Significado: Incierto: quizás 'grito del cuervo' (avea sagrado entre los godos) o 'gloria'.
Rocco es un nombre breve, contundente, que impacta como un golpe seco y queda grabado. De probable origen germánico, debe su extraordinaria fortuna en Italia —especialmente en el Sur y en las Marcas— al culto de San Roque de Montpellier, el peregrino invocado desde hace siglos contra la peste y las epidemias. Es difícil encontrar un pueblo italiano sin una iglesia, una capilla o una fiesta dedicada a él.
Precisamente por esto, Rocco es un nombre de sabor popular y cariñoso, profundamente arraigado en la tradición campesina y mediterránea. Evoca solidez, concreción, un vínculo fuerte con la tierra y con los propios orígenes. La célebre imagen del santo acompañado por su fiel perro que le lleva el pan ha convertido al nombre en sinónimo de lealtad y protección.
En las últimas décadas, Rocco ha vivido un hermoso renacimiento: ha dejado de sonar 'antiguo' para volverse *cool*, esencial y viril. Hoy es amado por los padres que buscan un nombre corto, fuerte y muy italiano, con una historia importante detrás y un carácter marcado.
Rocco es un alma forjada en el silencio de los bosques nórdicos, donde el cuervo sagrado de los godos presidía los antiguos misterios. No es un nombre para subestimar: lleva consigo el peso de la "gloria" y el instinto depredador del "grito". Es un hombre de estructura sólida, casi arquitectónica, que no busca los reflectores pero los conquista con una presencia gravitacional imparable. Su rasgo dominante es la lealtad feroz, una forma de estoicismo gótico que lo convierte en un baluarte en un mundo de papel. Como decía Nietzsche, «Quien lucha con monstruos, tenga cuidado de no convertirse en un monstruo», pero Rocco sabe distinguir la sombra de la tiniebla. Vive con una dignidad silenciosa, lejos de los chismes superficiales, prefiriendo la acción concreta a la teoría vacía. Su alma es un nido de plumas negras: elegante, misterioso, capaz de escrutar el horizonte con una lucidez despiadada. No es un rebelde por el mero hecho de serlo, sino un custodio de códigos antiguos, un hombre que transforma el grito del cuervo en una sinfonía de determinación. Llevar su nombre significa aceptar el destino de ser observadores atentos, listos para lanzarse cuando la gloria requiere coraje.

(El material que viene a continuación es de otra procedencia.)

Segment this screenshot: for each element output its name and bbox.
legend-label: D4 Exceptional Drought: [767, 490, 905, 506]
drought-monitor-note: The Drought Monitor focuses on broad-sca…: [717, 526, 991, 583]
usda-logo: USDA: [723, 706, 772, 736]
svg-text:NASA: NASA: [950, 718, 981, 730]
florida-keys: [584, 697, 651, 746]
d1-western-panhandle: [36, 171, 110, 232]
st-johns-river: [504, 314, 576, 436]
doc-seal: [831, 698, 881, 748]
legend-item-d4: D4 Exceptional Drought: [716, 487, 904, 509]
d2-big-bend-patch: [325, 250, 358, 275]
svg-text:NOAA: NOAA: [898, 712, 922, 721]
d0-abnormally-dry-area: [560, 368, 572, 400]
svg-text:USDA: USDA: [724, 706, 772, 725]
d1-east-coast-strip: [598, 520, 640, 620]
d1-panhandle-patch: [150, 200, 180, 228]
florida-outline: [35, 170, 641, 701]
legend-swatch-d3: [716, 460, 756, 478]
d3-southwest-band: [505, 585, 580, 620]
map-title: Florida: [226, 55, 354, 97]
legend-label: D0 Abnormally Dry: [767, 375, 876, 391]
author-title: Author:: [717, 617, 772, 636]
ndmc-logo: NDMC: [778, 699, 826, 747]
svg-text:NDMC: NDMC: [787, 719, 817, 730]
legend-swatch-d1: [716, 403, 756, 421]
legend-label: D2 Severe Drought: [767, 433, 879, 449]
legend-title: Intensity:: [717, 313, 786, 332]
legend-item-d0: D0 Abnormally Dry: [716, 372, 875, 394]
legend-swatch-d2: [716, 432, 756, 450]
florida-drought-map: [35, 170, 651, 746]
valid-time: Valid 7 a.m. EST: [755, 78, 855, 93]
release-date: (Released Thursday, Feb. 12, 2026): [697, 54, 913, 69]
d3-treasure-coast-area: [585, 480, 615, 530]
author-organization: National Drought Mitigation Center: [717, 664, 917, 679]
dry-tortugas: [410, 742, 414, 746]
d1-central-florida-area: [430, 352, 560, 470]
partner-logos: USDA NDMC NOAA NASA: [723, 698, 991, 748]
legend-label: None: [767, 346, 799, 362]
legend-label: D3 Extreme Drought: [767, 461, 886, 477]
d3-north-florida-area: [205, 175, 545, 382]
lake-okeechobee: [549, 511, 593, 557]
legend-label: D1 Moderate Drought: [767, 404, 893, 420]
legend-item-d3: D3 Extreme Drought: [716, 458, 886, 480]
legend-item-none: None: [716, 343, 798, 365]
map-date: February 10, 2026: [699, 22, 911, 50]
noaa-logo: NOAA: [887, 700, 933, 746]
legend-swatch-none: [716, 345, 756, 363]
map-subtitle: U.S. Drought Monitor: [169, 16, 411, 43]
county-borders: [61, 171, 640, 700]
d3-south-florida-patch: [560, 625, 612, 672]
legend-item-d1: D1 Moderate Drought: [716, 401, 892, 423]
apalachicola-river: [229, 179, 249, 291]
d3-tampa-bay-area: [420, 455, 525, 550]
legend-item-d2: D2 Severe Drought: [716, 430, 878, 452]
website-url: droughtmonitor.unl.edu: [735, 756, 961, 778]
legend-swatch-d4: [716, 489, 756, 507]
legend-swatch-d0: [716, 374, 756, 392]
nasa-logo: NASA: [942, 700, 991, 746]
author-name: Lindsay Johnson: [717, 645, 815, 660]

Retrato lúdico, para tomar con una sonrisa.
En el amor, Rocco no busca la ligereza efímera; quiere raíz, sangre y verdad. Su seducción es lenta, visceral, como el crepúsculo que envuelve los bosques: no tiene prisa, porque sabe que la presa, o mejor dicho, el alma gemela, se deja capturar solo cuando se siente segura. Es un amante posesivo pero generoso, que ofrece protección como un escudo de hierro. No tolera los juegos psicológicos ni las ambigüedades de novatos; odia la hipocresía y la volubilidad. Lo que lo excita es la intensidad de la mirada, la capacidad de una pareja de mirar al vacío sin temblar. Si el interlocutor es frívolo o superficial, Rocco se retira instantáneamente, gélido como el norte del que proviene. Ama con un hambre casi animal, buscando una unión que sea a la vez física y espiritual, un pacto indisoluble. No quiere ser amado por lo que dice, sino por lo que es: un faro en la tormenta, inamovible, cálido y peligrosamente estable.
Es probablemente de origen germánico, de la raíz hrok ('cuervo') o hroth ('gloria'); se difundió sobre todo gracias al culto de San Roque.
La etimología es incierta: las hipótesis principales son 'grito del cuervo' (ave sagrada para los godos) o bien 'gloria, fama'.
El onomástico cae el 16 de agosto, fecha muy sentida en numerosos pueblos italianos con fiestas y procesiones.
Según la leyenda, enfermo de peste y retirado en un bosque, fue alimentado por un perro que cada día le llevaba un trozo de pan.
Es muy tradicional, especialmente en el Sur de Italia, pero en los últimos años ha vuelto a estar muy de moda por su sonido corto y decidido.